S’il est clair que François Lochon s’est engagé, d’abord avec l’administrateur judiciaire Maître Valliot, puis à la barre du Tribunal – j’étais présent – à rendre aux photographes les images dont ils sont propriétaires, clause dûment inscrite dans l’acte de cession d’Eyedea à Gamma-Rapho du 20 juillet 2010, il n’est pas certain que cela concerne des scans résultant du travail des équipes d’Eyedea…
Comme le souligne Maitre Lagarde, avocat de Gamma-Rapho, un jugement en cour d’appel de 2011 dit même le contraire. Et on peut le comprendre puisqu’il est généralement admis par tous dans la profession que les tirages, les duplicatas et autres supports restent la propriété de ceux qui les ont réalisés ou fait réaliser.
Ainsi par exemple dans l’affaire Eyedea les tirages de l’agence Rapho, réalisés dans leur immense majorité par les photographes eux mêmes, sont restés leur propriété !
Plus récemment, lors de l’interdiction de la vente aux enchères des archives de l’International Herald Tribune, le tribunal a débouté les agences Sipa Press et Gamma-Rapho de leur demande de restitution de photographies. Motif ? L’IHT a présenté des factures de ces agences prouvant qu’il les avait achetées !
N’en déplaise aux photographes indignés par « l’affaire de Decker contre Lochon », le droit des auteurs sur leurs images n’est pas solidaire du support. Je peux posséder légalement un tirage d’auteur et n’avoir aucun droit de le reproduire. Une agence peut détenir des duplicatas, sans pouvoir les commercialiser. Situation ubuesque, grotesque, mais qui est vraisemblablement celle des scans des photos de Marie-Laure de Decker détenus par François Lochon et qui résulte d’une mutuelle hostilité de longue date.
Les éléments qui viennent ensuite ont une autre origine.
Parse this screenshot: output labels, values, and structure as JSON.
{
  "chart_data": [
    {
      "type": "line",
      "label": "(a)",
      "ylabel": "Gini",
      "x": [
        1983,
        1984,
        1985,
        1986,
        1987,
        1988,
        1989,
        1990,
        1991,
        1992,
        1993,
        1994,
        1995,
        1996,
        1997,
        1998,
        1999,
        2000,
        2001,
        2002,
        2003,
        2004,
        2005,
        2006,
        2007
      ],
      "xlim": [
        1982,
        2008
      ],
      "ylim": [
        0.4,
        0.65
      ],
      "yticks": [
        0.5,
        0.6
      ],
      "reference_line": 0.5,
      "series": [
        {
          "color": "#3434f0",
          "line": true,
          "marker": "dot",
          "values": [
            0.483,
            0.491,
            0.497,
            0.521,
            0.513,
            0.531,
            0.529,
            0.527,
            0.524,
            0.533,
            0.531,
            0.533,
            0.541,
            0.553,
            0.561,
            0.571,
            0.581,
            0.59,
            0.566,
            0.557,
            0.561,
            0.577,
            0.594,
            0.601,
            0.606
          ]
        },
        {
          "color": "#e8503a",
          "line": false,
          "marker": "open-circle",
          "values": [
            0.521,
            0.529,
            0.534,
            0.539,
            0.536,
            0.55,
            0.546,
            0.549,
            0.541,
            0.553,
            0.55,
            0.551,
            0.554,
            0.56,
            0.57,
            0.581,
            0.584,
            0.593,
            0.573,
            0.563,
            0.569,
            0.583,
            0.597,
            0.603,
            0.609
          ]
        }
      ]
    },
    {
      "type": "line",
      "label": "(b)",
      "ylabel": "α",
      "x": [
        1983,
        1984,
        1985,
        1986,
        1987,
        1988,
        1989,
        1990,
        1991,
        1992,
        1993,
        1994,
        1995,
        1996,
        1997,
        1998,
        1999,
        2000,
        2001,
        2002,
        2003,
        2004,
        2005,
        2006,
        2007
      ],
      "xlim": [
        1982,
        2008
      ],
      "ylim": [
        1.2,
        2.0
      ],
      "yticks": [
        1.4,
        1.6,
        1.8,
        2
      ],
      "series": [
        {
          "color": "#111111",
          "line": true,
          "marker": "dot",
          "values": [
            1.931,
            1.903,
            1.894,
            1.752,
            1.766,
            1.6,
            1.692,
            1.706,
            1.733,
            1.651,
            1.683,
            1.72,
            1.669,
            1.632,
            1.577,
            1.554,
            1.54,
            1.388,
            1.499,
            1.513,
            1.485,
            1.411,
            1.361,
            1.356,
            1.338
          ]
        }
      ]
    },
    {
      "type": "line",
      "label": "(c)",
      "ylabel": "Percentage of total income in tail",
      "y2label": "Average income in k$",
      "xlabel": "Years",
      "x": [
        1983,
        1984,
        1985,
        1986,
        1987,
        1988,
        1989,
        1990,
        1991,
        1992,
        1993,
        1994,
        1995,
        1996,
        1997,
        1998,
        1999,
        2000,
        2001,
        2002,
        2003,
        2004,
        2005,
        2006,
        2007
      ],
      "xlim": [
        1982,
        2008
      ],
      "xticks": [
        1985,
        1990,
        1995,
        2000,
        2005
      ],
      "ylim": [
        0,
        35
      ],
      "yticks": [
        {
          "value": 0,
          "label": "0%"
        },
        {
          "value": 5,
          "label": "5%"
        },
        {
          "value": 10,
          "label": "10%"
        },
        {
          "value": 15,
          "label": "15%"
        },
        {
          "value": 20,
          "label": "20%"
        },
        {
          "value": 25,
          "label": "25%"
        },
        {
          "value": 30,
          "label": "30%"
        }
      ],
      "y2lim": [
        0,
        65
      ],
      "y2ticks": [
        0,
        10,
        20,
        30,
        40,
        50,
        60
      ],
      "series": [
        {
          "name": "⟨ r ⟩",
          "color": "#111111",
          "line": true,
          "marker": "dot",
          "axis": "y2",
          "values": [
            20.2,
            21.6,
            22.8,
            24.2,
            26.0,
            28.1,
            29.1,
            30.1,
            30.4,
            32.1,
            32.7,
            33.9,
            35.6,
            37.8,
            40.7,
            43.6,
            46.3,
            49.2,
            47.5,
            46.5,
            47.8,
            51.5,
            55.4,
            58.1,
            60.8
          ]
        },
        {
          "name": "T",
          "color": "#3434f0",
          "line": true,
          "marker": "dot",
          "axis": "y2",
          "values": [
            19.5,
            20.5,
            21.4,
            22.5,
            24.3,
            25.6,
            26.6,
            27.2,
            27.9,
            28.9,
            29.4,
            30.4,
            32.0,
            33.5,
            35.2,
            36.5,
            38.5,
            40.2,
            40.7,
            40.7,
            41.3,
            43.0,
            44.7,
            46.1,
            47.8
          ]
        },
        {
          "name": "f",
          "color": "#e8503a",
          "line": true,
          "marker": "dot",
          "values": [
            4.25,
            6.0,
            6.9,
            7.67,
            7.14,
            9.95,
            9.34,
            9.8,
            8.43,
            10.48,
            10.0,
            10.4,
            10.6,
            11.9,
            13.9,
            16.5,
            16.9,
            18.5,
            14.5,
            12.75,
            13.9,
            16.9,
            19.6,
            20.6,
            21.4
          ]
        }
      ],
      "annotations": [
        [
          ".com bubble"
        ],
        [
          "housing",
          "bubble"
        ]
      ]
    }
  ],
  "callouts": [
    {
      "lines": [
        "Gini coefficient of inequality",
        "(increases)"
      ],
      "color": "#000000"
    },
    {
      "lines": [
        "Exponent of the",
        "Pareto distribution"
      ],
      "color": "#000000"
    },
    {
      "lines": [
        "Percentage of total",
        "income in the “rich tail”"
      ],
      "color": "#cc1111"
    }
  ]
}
Reste l’émotion et surtout les amitiés et les inimitiés, qui dans cette pénible affaire pèsent plus lourd que la raison. Mais si, comme le dit le provocateur patron de Gamma-Rapho « La loi est dure, mais c’est la loi », cela ne saurait contrarier la confraternelle solidarité qui s’organise autour de Marie-Laure de Decker.
Une vente aux enchères de tirages de photographes devrait être prochainement organisée. Nous en informerons nos lecteurs.
Michel Puech
Article publié sous le titre « Gamma: de Decker versus Lochon (FR) » dans Le Journal de la Photographie du lundi 25 mars 2013
Rectificatif : Comme me le signale Marie-Laure de Decker dans un courriel du 25 mars 2013, j’ai fait une erreur: la photographe est née à Bone (Algérie) en 1947 et a donc 65 ans à la date de rédaction de l’article, et non 67. Dont acte avec mes excuses.